Ya era de noche cuando llegué de regreso al hotel. En la conserjería se encontraba el empleado que por la mañana me había recibido: “Puede cenar acá en el comedor del hotel.” “Ah, que bueno, la verdad es que estuve caminando mucho en Carmen y no tengo ganas de volver a salir. Además hace una noche insoportable.” “Y para mañana anuncian otro día de más de cuarenta.” “Bueno, ¿a qué hora puedo bajar a cenar?” “Desde las veinte treinta ya está funcionando el comedor, y tiene tiempo hasta las veintitrés.” “Gracias.” “No, por favor.” Bajé a cenar a las diez de la noche.
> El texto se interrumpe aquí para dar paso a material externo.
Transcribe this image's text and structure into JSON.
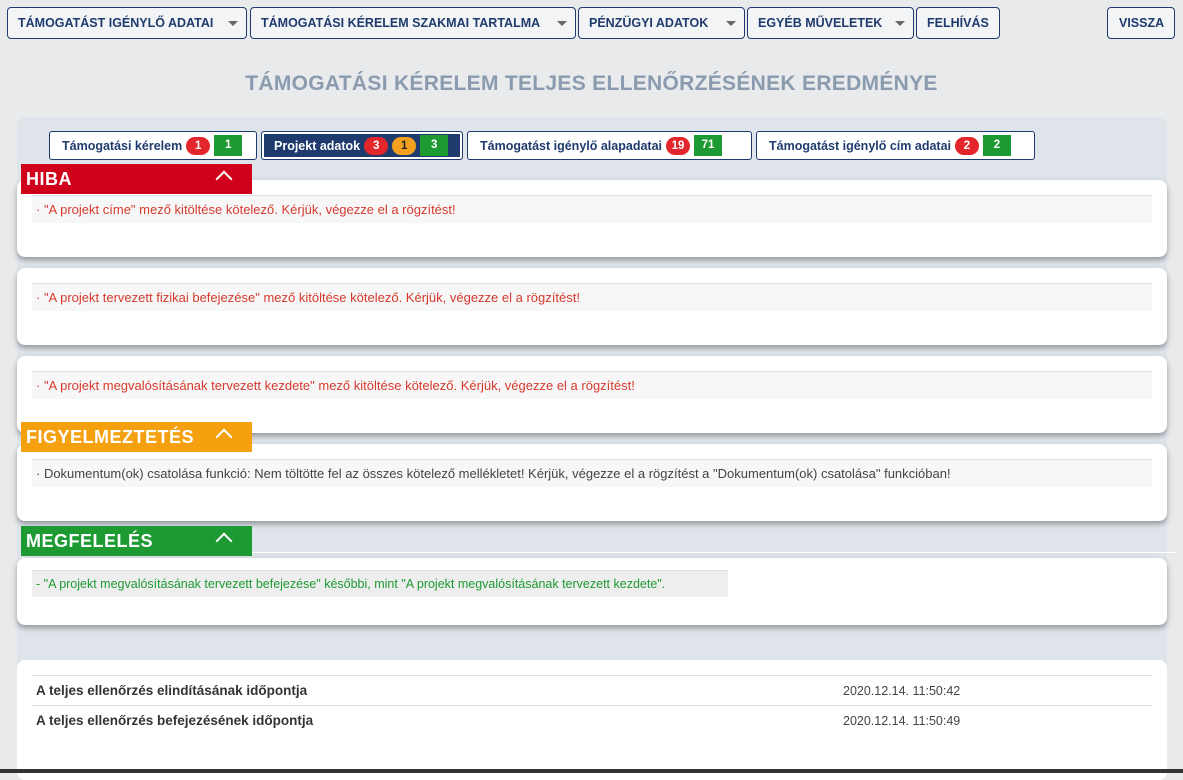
{
  "nav": {
    "items": [
      {
        "label": "TÁMOGATÁST IGÉNYLŐ ADATAI",
        "dropdown": true
      },
      {
        "label": "TÁMOGATÁSI KÉRELEM SZAKMAI TARTALMA",
        "dropdown": true
      },
      {
        "label": "PÉNZÜGYI ADATOK",
        "dropdown": true
      },
      {
        "label": "EGYÉB MŰVELETEK",
        "dropdown": true
      },
      {
        "label": "FELHÍVÁS",
        "dropdown": false
      }
    ],
    "back_label": "VISSZA"
  },
  "page_title": "TÁMOGATÁSI KÉRELEM TELJES ELLENŐRZÉSÉNEK EREDMÉNYE",
  "tabs": [
    {
      "label": "Támogatási kérelem",
      "errors": "1",
      "warnings": "",
      "ok": "1"
    },
    {
      "label": "Projekt adatok",
      "errors": "3",
      "warnings": "1",
      "ok": "3",
      "active": true
    },
    {
      "label": "Támogatást igénylő alapadatai",
      "errors": "19",
      "warnings": "",
      "ok": "71"
    },
    {
      "label": "Támogatást igénylő cím adatai",
      "errors": "2",
      "warnings": "",
      "ok": "2"
    }
  ],
  "sections": {
    "error": {
      "title": "HIBA",
      "color": "#d0021b",
      "messages": [
        "· \"A projekt címe\" mező kitöltése kötelező. Kérjük, végezze el a rögzítést!",
        "· \"A projekt tervezett fizikai befejezése\" mező kitöltése kötelező. Kérjük, végezze el a rögzítést!",
        "· \"A projekt megvalósításának tervezett kezdete\" mező kitöltése kötelező. Kérjük, végezze el a rögzítést!"
      ]
    },
    "warning": {
      "title": "FIGYELMEZTETÉS",
      "color": "#f5a00f",
      "messages": [
        "· Dokumentum(ok) csatolása funkció: Nem töltötte fel az összes kötelező mellékletet! Kérjük, végezze el a rögzítést a \"Dokumentum(ok) csatolása\" funkcióban!"
      ]
    },
    "ok": {
      "title": "MEGFELELÉS",
      "color": "#1d9a31",
      "messages": [
        "- \"A projekt megvalósításának tervezett befejezése\" későbbi, mint \"A projekt megvalósításának tervezett kezdete\"."
      ]
    }
  },
  "footer": {
    "start_label": "A teljes ellenőrzés elindításának időpontja",
    "start_value": "2020.12.14. 11:50:42",
    "end_label": "A teljes ellenőrzés befejezésének időpontja",
    "end_value": "2020.12.14. 11:50:49"
  }
}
Había dos mesas ocupadas además de la mía. Desde el gran ventanal del comedor, se veía el tránsito de gente por la vereda. Muchos dejaban entrever involuntaria y silenciosamente, en un gesto de tortuoso fastidio, las secuelas del día tremendamente caluroso; tal vez muchos habían escuchado el pronóstico, razón que seguramente consolidaba con mayor énfasis la expresión del hastío. Resolví acostarme temprano, para aprovechar el día desde la mañana. Volví a despertarme en un ambiente helado a causa del aire acondicionado. Bajé y desayuné rápidamente.
        
La plaza a media mañana mostraba el mismo aspecto solitario del día anterior, todo parecía una réplica, no cabían dudas de que la razón era el clima. De todos modos contaba con el atenuante de un cielo bastante nublado, pero que no evitaba la sensación de estar derritiéndose. Tomé un colectivo de línea, que hacía el recorrido entre Viedma y El Cóndor, el pueblo más cercano con playas en la costa atlántica de Río Negro. El panorama desértico y las pequeñas mesetas conformaban una constante. Llegamos al pueblo tras unos cuarenta minutos. Caminé hasta la costa. El viento continental casi impedía caminar. Tuve que meditar si recorrer los doscientos o trescientos metros de playa, ya que como el viento soplaba desde la tierra, el regreso se haría difícil. "No puedo estar acá y no tocar el agua, no ver esas olas enormes de cerca… Vamos. Qué arena horrible, cuántas piedras, cómo pinchan los brazos los granos de arena, qué viento de mierda… No llego más, qué calor por dios, menos mal que está nublado. Ya llego, ya llegamos. Es marrón el agua, acá es imposible bañarse. ¿Será el día o será siempre así? Uh, es fría. Ya la toqué, me vuelvo. Qué viento de mierda, tengo que cerrar los ojos, cómo pincha esta arena gruesa y oscura. Ya llego, vamos ya llegás. Tengo arena en los zapatos,… también, a qué idiota  se le ocurre venir a la playa con zapatos. Me dijeron que eran cómodos como zapatillas. En las zapatillas se mete igual esta arena de mierda. Llego, ya llego. Ya estoy en la vereda, creí que no llegaba. Se está nublando mucho pero el calor no cede. No puedo seguir caminando, me vuelvo a la terminal y espero bajo el tinglado leyendo 'La arboleda'."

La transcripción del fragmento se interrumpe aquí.